Im Juni änderte das „Demokratische Nidwalden“ seinen Namen in „Grüne Nidwalden“ [53].
Im August feierte die Grüne Partei Schweiz an einer Jubiläumsversammlung in Biel (BE) ihr 25-jähriges Bestehen. Die Delegierten verabschiedeten einstimmig eine Resolution gegen neue Atomkraftwerke in der Schweiz. Sie forderten zudem höhere Fördergelder für Energieeffizienz und erneuerbare Energien. Die Initiative „Für ein flexibles Rentenalter“ des SGB erhielt mit 136 zu 1 Stimme bei 19 Enthaltungen die Unterstützung der Grünen. Befürwortet wurden auch die Hanfinitiative und das revidierte Betäubungsmittelgesetz, während die Initiative für die Unverjährbarkeit pornografischer Straftaten an Kindern abgelehnt wurde. Die Grünen sprachen sich auch einstimmig gegen die Initiative zum Verbandsbeschwerderecht aus [54].
Anfang Dezember wurde im Kanton Obwalden eine Grüne Partei gegründet. Damit sind die Grünen in allen Kantonen ausser Appenzell Innerrhoden vertreten [55].

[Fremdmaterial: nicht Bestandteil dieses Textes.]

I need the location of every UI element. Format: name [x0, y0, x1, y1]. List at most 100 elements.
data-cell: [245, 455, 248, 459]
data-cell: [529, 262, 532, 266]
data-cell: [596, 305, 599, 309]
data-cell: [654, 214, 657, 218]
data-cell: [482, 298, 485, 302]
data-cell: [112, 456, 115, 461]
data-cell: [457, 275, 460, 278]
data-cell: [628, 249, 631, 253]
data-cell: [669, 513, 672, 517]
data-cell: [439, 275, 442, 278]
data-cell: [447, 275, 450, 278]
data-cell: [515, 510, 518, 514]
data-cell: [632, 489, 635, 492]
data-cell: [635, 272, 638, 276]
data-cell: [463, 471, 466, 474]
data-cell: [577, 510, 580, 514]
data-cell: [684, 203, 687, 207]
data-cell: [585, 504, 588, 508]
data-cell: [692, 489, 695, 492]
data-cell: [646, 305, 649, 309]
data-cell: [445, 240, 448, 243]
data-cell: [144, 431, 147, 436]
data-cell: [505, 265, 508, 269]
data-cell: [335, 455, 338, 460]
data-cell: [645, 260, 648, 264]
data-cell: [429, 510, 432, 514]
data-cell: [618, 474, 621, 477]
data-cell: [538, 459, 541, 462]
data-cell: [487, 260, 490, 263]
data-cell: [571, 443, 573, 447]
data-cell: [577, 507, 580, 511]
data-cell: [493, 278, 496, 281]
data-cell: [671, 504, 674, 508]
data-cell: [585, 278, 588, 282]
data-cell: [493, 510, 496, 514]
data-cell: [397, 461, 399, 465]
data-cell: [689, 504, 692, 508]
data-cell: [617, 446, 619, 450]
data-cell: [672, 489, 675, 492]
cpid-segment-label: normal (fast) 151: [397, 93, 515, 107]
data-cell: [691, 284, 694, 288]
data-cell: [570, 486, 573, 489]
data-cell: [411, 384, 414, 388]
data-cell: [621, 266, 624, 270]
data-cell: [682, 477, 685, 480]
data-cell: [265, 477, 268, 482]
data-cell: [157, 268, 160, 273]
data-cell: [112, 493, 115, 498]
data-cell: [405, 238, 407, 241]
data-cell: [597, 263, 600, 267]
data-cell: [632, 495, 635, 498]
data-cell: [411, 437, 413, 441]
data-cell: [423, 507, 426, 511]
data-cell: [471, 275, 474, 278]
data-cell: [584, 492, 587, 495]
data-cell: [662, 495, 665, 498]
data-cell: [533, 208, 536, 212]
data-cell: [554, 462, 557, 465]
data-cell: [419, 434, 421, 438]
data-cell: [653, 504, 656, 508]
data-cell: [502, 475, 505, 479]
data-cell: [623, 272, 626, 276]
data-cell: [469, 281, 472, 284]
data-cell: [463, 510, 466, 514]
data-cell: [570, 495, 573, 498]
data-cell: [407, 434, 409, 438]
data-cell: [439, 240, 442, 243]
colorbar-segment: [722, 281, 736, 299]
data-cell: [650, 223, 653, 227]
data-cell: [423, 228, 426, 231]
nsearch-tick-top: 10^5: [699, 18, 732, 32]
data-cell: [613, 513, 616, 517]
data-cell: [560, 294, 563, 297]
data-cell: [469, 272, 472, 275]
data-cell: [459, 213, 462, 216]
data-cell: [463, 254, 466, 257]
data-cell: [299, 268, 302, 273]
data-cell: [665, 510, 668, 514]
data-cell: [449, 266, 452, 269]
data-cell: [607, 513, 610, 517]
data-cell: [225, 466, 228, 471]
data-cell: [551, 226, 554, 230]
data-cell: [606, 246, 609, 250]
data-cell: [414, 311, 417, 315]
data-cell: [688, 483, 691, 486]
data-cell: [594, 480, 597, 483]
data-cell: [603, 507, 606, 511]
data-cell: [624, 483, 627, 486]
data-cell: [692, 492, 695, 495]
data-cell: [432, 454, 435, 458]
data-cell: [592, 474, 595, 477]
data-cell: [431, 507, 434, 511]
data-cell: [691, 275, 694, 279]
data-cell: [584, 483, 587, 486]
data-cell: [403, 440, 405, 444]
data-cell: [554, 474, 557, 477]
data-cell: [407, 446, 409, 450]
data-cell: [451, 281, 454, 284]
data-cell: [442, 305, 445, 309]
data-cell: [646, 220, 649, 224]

Bei der Bundesratswahl für die Nachfolge von Samuel Schmid nominierten die Grünen wie im Jahr zuvor Luc Recordon (VD). Sie zogen aber seine Kandidatur nach dem ersten Wahlgang zugunsten von Hansjörg Walter (svp) zurück, dies mit der Begründung, Recordon habe keine Stimmen erhalten. Die Grünen hatten Recordon selber nicht gewählt [56].
 
[51] TA, 14.1.08; Bund und NZZ, 23.1.08; Bund und BaZ, 24.1.08; NZZ, 25.2. und 16.4.08.
[52] Bund, 21.2.08; NZZ, 24.4.08; BüZ, 25.4.08; BZ, BaZ und TA, 26.4.08; Presse vom 28.4.08.
[53] NZZ, 17.6.08.
[54] SGT, 23.8.08; Bund und NZZ, 25.8.08.
[55] NZZ, 19.12.08.
[56] AB NR, 2008, S. 1995 ff.; Bund, 22.12.08.